LA SECONDE RÉVOLUTION DU LIVRE ET LA LIBRAIRIE DE MASSE (années 1760-1914)

Dès le XVIe siècle, l’écrit est donc largement diffusé au-delà des catégories aisées et cultivées, en ville d’abord. Il fonctionne comme un vecteur d’ordre. A l’inverse, l’oral relève du désordre qu’il convient de réprimer. Le second XVIIIe siècle est le temps de la « révolution de la lecture », notamment en Allemagne.  Elle associe élargissement massif du public des lecteurs et mutation des pratiques, des objectifs et des assignations sociales de la lecture.  Les positions officielles, notamment en France, sont débordées par l’essor du média et par la poussée de l’opinion publique, illustrée par la production croissante de plaquettes où sont discutées les questions d’actualité. Se pose ici la question du rapport entre Révolution française et développement des imprimés. Elle marque en tout cas le passage d’une logique de la librairie d’Ancien Régime à celle du marché démocratique de masse. Les conditions de développement permettent au marché de s’ouvrir, ce qui entraîne une réorganisation des règlements et des pratiques de travail structurant la branche.
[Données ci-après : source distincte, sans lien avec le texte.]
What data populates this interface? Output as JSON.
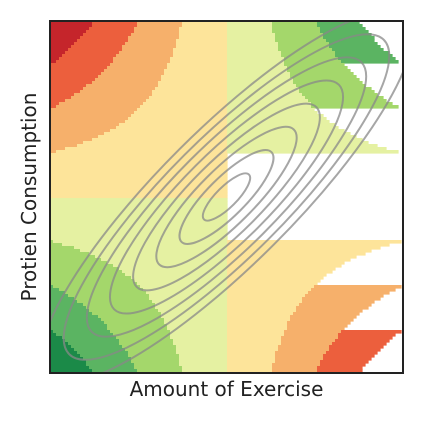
{
  "chart_data": {
    "type": "heatmap",
    "title": "",
    "xlabel": "Amount of Exercise",
    "ylabel": "Protien Consumption",
    "x_ticks_shown": false,
    "y_ticks_shown": false,
    "grid": false,
    "legend": "none",
    "background_field": {
      "description_of_values": "interaction field z = x*y over normalized axes [-1, 1], filled contour bands",
      "levels": [
        -1.0,
        -0.75,
        -0.5,
        -0.25,
        0.0,
        0.25,
        0.5,
        0.75,
        1.0
      ],
      "colors": [
        "#c5252b",
        "#ec5f3d",
        "#f6b06b",
        "#fde49a",
        "#e5f1a2",
        "#a4d76b",
        "#5bb462",
        "#1b8a48"
      ]
    },
    "overlay_ellipses": {
      "color": "#888888",
      "opacity": 0.75,
      "orientation": "positive correlation along diagonal",
      "rings": 8
    },
    "colors": {
      "frame": "#222222",
      "contour": "#888888"
    }
  }
}
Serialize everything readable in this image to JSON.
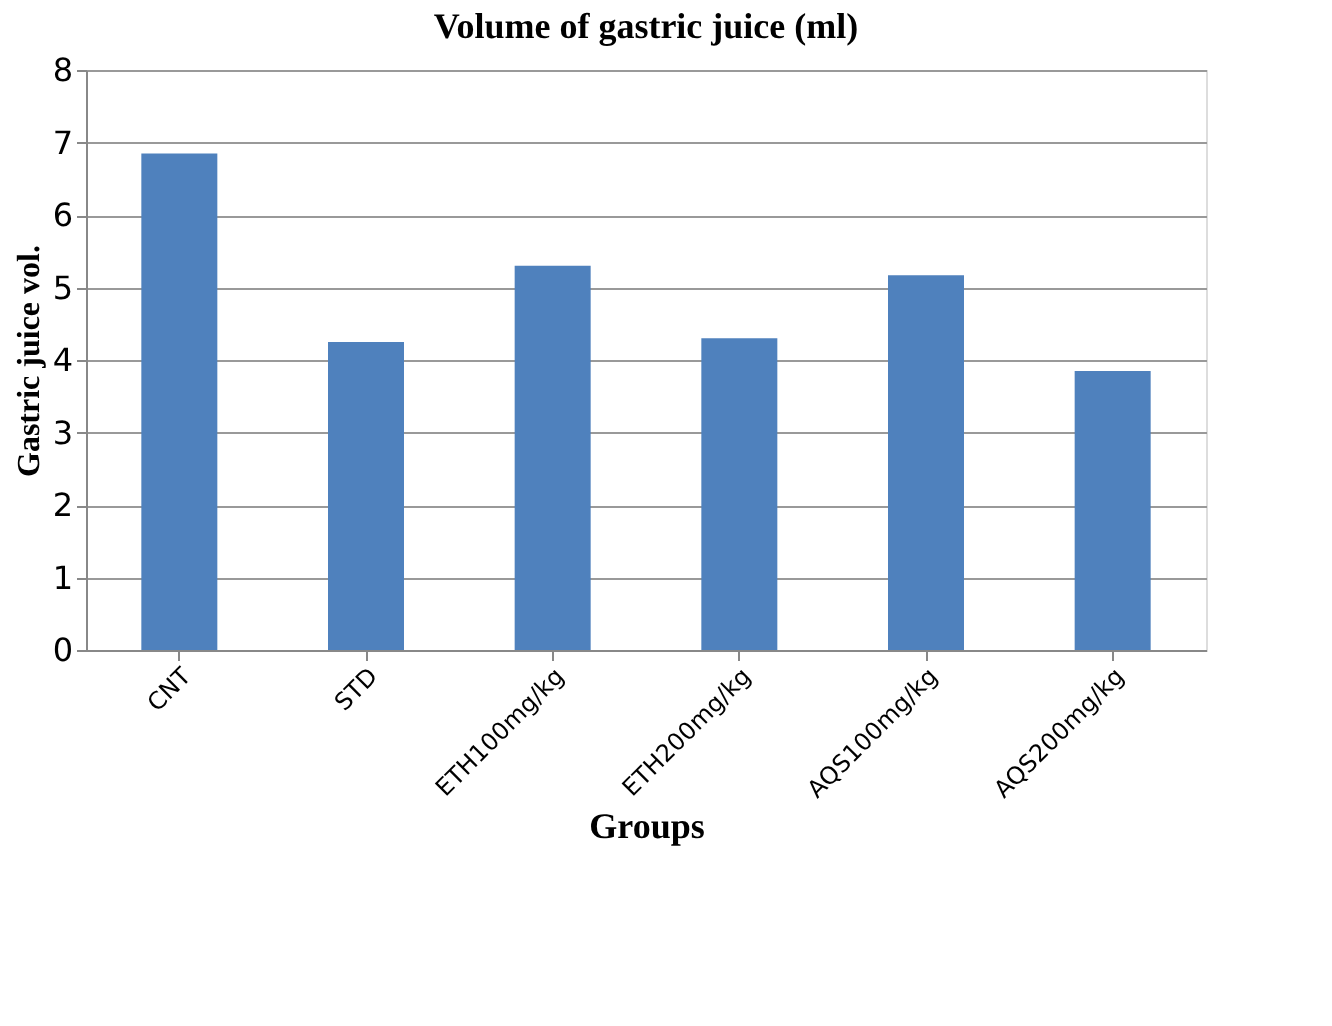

Au XIXe siècle, le passage à l’industrialisation proprement dite de la « librairie » est dominé par la problématique de l’innovation : de procédé, de produit et des pratiques de consommation. La mécanisation permet une baisse des coûts de revient. On utilise la lithographie puis la photographie pour illustrer les livres. En France, on compte plus de 4000 imprimeries en 1914 contre 506 en 1811. Le XIXe siècle est surtout marqué par l’apparition de la presse périodique contemporaine. Le Petit Parisien dépasse 1,5 million d’exemplaires en 1914 (alors premier titre du monde). Le passage à la production de masse suppose d’adapter les logiques et les pratiques de la diffusion. On passe d’une logique de la demande à une logique de l’offre. Les librairies s’ouvrent sur la rue. Les librairies de gare sont créées en France par Louis Hachette et leur réseau suit la progression du réseau ferré. On peut dire que le long XIXe siècle marque le temps du « triomphe du livre » (Martin LYONS).

Epilogue : LA TROISIÈME RÉVOLUTION DU LIVRE : INNOVATION, DIVERSIFICATION ET MONDIALISATION

A la fin du XXe siècle, la tendance de fond est celle de la dématérialisation. Du côté des presses, l’innovation porte d’abord sur la rotative, puis sur l’offset. L’intégration des techniques de communication et d’information renforce l’émergence de groupes contrôlant des pans entiers de ces activités au niveau transnational. Parallèlement, la diversification des médias se prolonge au niveau des utilisateurs et des interfaces : ordinateur, téléphone, tablette. La distribution est soumise à un ensemble de facteurs négatifs, parce qu’une organisation par flux remplace l’organisation par stocks. De nouveaux problèmes apparaissent : sécurité des donnés, protection des droits individuels ou des producteurs et même addiction aux écrans.

Cet ouvrage brosse un portrait complet de l’histoire du livre, de la naissance de l’écriture à nos jours. Grâce à une contextualisation constante, il permet de cerner de manière précise les permanences, les évolutions et les ruptures. Il montre aussi qu’innovations techniques et pratiques de lecture sont constamment liées. En ce sens, l’auteur résume bien les évolutions historiographiques qui traversent l’étude de l’écrit et de l’imprimé par les historiens, qui se veut aujourd’hui davantage globale. Un ouvrage utile à la fois pour les enseignants du secondaire et les étudiants préparant les concours (question : Écrit, pouvoirs et société en Occident aux XIIe-XIVe siècles (Angleterre, France, Italie, péninsule Ibérique).